Gómez Noya es consciente de que las posibilidades que tiene de hacerse con el Mundial pasan "por ganar la carrera, es lo más sencillo, entre comillas, y que Frodeno quede cuarto, o ser segundo y él quinto, pero puede pasar de todo. En varias competiciones ha hecho sexto y otras ha ganado. Lo que está claro es que su rendimiento yo no lo puedo controlar demasiado, pero sí puedo el mío". Añade que "el objetivo es tratar de estar lo más alto, hacerlo lo mejor posible, y luego ver lo que hace él. Ganar el Mundial sé que no es fácil, pero tampoco es imposible".

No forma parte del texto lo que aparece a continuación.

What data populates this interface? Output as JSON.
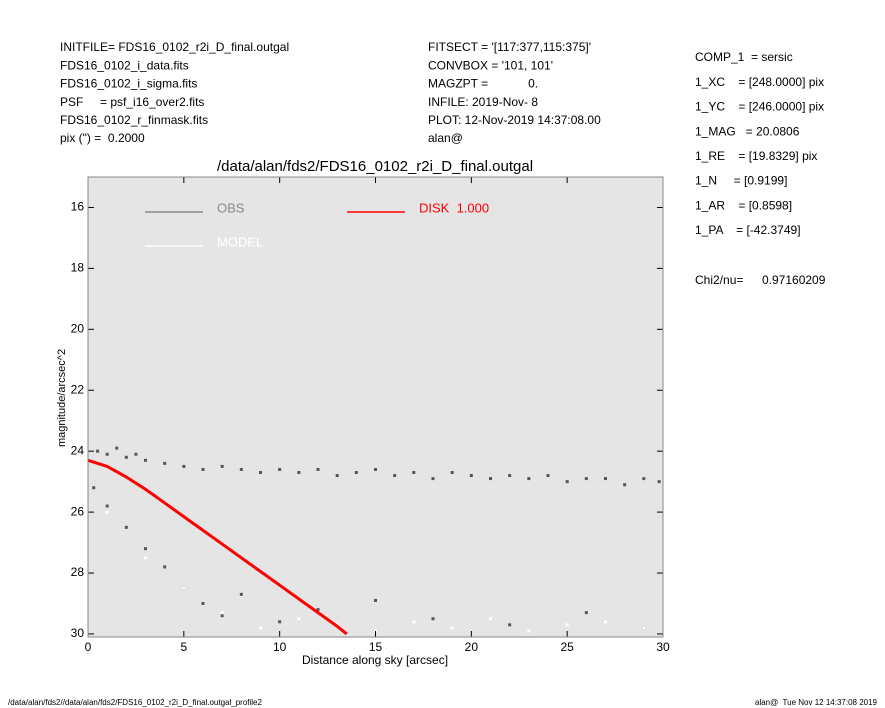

El triatleta afirma que no tiene dudas sobre su rendimiento al señalar que "estoy bien. Físicamente me encuentro muy bien. En los entrenamientos de las últimas competiciones estuve al mejor nivel de siempre, por lo tanto llego motivado y con ganas. De él no tengo muchas referencias, pero sé que tenía previsto preparar muy bien la final, ya que entraba dentro de su preparación, y teniendo tan cerca el título mundial, estoy seguro de que va a llegar a un gran nivel", subrayó el deportista ferrolano.